C'est à ces relations sexuelles au rabais que ces femmes ont dit non, qu'elles prennent un amant ou rompent. Cécile, qui a redécouvert désir et plaisir avec un collègue et n'a pas l'intention de se séparer de son mari, a repris goût au sexe. Ensuite, elle a recontacté un vieil ex en sachant "qu'il serait dispo pour s'envoyer en l'air l'après-midi et, effectivement, c'était très bien, le cul pour le cul, exactement ce que je cherchais".

Lors de sa première infidélité, la culpabilité avait été très forte. Celle-ci a disparu : "Vibrer pour soi, je dirais que je me le dois.
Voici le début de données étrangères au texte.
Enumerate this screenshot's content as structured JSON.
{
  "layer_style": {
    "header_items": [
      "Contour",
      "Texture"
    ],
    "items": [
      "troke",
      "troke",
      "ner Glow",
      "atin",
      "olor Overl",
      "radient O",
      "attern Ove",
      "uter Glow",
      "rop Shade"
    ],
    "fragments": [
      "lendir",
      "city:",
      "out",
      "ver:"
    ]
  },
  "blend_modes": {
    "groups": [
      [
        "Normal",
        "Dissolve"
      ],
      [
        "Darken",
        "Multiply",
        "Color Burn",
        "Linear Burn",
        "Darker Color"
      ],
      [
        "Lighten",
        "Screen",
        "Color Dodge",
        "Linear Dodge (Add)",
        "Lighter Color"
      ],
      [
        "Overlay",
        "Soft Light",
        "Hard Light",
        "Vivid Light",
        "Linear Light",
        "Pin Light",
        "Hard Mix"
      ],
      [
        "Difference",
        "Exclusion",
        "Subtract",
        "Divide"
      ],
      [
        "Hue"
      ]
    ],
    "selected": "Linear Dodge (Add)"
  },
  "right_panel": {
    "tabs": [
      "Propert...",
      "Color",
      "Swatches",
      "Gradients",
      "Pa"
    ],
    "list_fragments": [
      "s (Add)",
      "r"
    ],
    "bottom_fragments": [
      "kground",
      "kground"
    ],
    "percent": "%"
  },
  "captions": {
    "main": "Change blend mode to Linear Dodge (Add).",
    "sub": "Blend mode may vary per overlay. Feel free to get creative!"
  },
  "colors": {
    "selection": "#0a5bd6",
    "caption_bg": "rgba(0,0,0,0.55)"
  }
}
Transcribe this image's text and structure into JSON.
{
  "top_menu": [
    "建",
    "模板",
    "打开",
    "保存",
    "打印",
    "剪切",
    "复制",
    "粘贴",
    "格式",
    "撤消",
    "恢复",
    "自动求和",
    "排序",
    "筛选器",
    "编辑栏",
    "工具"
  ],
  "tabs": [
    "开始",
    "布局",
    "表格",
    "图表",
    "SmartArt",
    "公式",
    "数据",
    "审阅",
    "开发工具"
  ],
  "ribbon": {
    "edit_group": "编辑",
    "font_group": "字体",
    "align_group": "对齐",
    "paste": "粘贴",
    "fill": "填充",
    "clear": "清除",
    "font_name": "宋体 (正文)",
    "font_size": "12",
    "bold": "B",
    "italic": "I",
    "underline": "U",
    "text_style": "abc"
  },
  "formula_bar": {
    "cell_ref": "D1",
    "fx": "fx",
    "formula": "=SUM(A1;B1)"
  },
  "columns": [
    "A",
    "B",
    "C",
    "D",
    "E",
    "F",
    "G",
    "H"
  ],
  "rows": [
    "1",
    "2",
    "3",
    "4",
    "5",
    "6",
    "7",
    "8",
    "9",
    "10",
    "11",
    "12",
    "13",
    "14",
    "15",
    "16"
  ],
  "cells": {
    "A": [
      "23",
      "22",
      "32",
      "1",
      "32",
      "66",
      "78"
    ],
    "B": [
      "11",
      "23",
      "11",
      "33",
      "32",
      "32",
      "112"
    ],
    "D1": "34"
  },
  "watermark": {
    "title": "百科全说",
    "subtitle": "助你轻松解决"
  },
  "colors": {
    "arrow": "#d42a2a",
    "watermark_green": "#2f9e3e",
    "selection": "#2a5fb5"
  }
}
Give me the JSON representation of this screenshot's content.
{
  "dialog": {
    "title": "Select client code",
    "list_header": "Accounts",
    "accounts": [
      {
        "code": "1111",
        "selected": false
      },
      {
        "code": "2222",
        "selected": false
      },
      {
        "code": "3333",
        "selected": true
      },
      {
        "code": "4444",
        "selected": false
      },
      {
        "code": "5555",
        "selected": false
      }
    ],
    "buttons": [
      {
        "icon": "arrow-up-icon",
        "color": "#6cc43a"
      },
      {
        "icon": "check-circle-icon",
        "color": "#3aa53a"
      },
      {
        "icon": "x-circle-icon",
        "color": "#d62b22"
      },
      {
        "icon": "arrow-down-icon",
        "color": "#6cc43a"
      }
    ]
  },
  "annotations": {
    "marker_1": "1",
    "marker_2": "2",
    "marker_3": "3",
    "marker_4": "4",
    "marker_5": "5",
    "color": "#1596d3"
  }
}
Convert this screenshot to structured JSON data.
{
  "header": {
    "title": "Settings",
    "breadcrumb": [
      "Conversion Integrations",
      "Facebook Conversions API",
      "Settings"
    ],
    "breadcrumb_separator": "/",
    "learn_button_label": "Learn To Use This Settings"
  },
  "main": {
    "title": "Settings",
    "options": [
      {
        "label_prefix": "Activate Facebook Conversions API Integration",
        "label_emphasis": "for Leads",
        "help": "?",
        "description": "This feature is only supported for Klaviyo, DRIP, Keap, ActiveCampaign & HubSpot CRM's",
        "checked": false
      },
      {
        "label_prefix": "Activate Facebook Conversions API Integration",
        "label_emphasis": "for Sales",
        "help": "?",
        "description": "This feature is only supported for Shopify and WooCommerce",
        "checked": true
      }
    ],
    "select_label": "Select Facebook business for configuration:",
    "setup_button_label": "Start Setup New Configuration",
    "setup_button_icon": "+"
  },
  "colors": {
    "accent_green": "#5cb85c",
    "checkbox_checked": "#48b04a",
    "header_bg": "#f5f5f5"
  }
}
Le prochain qui me plaît, j'irai aussi." Comme elle dit, "la boîte de Pandore est ouverte". Cécile laisse faire les hasards de la vie, elle ne passe pas par Internet.

Dès la fin de ses études, à 23 ans, Rachel* s'est mise en couple avec Nicolas*, un copain de fac. Il serait le père de ses enfants et ils resteraient ensemble toute leur vie. "Ce modèle classique était une évidence, j'ai foncé, reconnaît-elle aujourd'hui... Et c'est moi qui l'ai fait exploser."

J'ai découvert que la sexualité n'était pas mécanique mais qu'elle reposait sur une connaissance et une confiance en soi pour montrer à l'autre vers où on a envie d'aller.

La quarantenaire fait d'ailleurs son "mea-culpa" concernant l'absence de communication qui a miné leur vie sexuelle : "Je me contentais de dire que je n'avais pas envie et lui se braquait. J'étais persuadée que le problème venait de moi, alors je n'en parlais pas." Après sa rupture, elle s'inscrit sur Tinder dans l'idée de se "recaser le plus vite possible". Mais c'est son plaisir à elle qu'elle croise : "Je me suis mise à enchaîner les rencontres. Clairement, j'étais en surchauffe."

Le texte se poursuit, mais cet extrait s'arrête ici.